Annie Tocker

Born: 6 May 1889, New Zealand
Died: 13 October 1980
Country most active: New Zealand
Also known as: NA

This biography has been re-published in full with permission. Licensed by Manatū Taonga Ministry for Culture and Heritage for re-use under the Creative Commons Attribution-NonCommercial 3.0 New Zealand Licence. This biography, written by Margaret Tennant, was first published in the Dictionary of New Zealand Biography in 1998.

Annie Constance Tocker was one of twin daughters born to Annie Smith Baillie and her husband, John Tocker, a blacksmith, in Greytown on 6 May 1889. Little is known of her early life, but she referred in later years to having had ‘a hard childhood myself’, and, on one unguarded occasion, to having been sexually assaulted by a guest in the family home. This experience, which, she claimed, ‘put her off men for life’, seems to have played a major part in shaping her life’s work.

Tocker’s varied career began as Greytown librarian in 1909. She gradually took on other municipal duties until, by 1914, she was working as assistant to the town clerk. Having what she termed ‘a leaning for social work’, she resigned in 1914 to take one of the few forms of training then open to aspiring social workers in New Zealand. She entered the Methodist Church’s Deaconess House in Christchurch, which combined practical experience in visiting the poor with an intensive spiritual training. Tocker was later to describe the training as ‘too holy for me!’, but when dedicated as a deaconess in February 1917 she testified in graphic evangelical terms to her earlier restoration to God, and her decision to dedicate her talents to Him. She was to retain a strong sense of mission throughout her life.

‘Sister Annie’ worked as a deaconess in Christchurch East in close co-operation with local welfare agencies. She came to feel that her deaconess course had left her inadequately prepared to deal with wartime social problems, and consequently sought more secular forms of training. In 1918 she began a general nursing course at Christchurch Hospital, gaining state registration in January 1922. This was followed by midwifery training at the Essex Maternity Home, which was traditionally used by poor and unmarried mothers. Her nursing duties also took her into the Jubilee Memorial Home for the elderly and Christchurch’s venereal disease clinic. Subsequent nursing experience included appointments as a sister at St Helens Hospital, Wellington, until 1924, and a short period as a sister at Wellington Hospital.
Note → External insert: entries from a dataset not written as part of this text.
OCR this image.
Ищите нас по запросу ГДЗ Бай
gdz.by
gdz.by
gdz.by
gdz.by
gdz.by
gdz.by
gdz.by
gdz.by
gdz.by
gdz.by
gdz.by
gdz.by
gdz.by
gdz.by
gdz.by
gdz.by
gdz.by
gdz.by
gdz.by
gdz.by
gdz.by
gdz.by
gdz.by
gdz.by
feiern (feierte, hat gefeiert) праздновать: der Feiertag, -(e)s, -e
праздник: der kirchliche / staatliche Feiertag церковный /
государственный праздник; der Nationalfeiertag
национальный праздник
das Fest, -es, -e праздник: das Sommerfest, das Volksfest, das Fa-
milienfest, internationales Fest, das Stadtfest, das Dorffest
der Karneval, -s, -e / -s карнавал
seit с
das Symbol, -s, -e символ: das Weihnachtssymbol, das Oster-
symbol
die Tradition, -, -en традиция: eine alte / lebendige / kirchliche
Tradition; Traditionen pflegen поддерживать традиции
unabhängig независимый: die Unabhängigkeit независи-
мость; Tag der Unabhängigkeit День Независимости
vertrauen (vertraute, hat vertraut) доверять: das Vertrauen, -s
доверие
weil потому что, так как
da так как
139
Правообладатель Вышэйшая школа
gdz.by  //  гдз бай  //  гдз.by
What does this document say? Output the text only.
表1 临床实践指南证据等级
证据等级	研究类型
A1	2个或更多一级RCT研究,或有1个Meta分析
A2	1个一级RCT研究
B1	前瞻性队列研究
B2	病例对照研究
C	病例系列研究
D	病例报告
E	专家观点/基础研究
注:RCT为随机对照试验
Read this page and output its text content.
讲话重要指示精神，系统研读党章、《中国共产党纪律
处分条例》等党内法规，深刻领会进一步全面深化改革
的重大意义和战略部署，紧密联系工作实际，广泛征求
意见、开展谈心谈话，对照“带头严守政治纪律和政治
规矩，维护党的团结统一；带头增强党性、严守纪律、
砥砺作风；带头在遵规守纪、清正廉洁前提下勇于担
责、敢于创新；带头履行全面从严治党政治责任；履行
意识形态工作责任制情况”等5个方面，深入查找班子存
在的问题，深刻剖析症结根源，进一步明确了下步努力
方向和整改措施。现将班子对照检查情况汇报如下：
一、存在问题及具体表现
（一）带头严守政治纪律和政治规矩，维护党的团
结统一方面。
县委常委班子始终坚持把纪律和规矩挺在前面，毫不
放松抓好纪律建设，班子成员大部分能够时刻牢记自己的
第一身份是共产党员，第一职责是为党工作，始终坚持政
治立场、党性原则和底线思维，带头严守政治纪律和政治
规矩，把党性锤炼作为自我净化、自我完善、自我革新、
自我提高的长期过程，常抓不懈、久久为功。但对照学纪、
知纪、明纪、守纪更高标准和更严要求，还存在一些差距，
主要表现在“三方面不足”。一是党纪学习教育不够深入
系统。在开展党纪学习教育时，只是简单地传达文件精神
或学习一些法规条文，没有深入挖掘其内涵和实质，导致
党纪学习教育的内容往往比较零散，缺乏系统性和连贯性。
In early 1925 Tocker returned to Christchurch where she undertook a survey into social problems with the intention of setting up a mission centre there. The centre was not established, but Tocker spent some months as acting lady superintendent of Deaconess House and then as president of the New Zealand Methodist Young Women’s Bible Class Union. During 1925 she also gained a diploma of sanitary science (London), which she later found invaluable when inspecting child welfare institutions.

In 1926 Tocker commenced the work for which she was to be best known, as one of the first child welfare officers appointed under the 1925 Child Welfare Act. She noted that she could have earned twice the salary as a nurse, but her identification with troubled children led her to accept the position. Over the next 23 years until her retirement, Tocker was mostly based in Wellington, with shorter terms in Invercargill, Napier and Hawera. Her work involved her in adoptions, the selection of foster homes, inspection of institutions, court reports, assistance to single mothers and investigation of truancy. She learned, she said, the value of preventive work and the importance of keeping parents and children together wherever possible. Tocker’s leadership qualities, already finely honed, were recognised when she was appointed senior child welfare officer in 1940. From this time she played a major role in the development of staff in-service training at the Child Welfare Branch’s head office. Between 1940 and 1945 she also acted as liaison officer for the police anti-vice squad, an activity she later described as the ‘hardest test’ of her career.

On top of her official job, Tocker served on the Wellington Metropolitan Relief Committee (1940–49), on the Wellington branch of the National Council of Women of New Zealand (1940–48), on the Public Health Committee of the New Zealand Trained (later Registered) Nurses’ Association (1928–49), and as a member of the Women’s Borstal Association of New Zealand (1951–55). In 1949 she retired prematurely from her child welfare position because of a heart condition. However, she was to live for another 31 years. She died on 13 October 1980, aged 91, at Lower Hutt.

Throughout her career as a state social worker Annie Tocker retained the status of deaconess and a strong but controlled sense of religious mission. At the same time, she was one of New Zealand’s pioneers in professional social work. She recognised the need for training, and through her senior position in the women’s section of the Child Welfare Branch influenced a whole generation of state social workers. It was said that the women officers of the branch ‘virtually idolised her’. While Tocker’s superiors lamented her resistance to male authority and tendency to make public statements without permission, they acknowledged her good humour, intelligence, energy and practical commitment to the welfare of New Zealand children.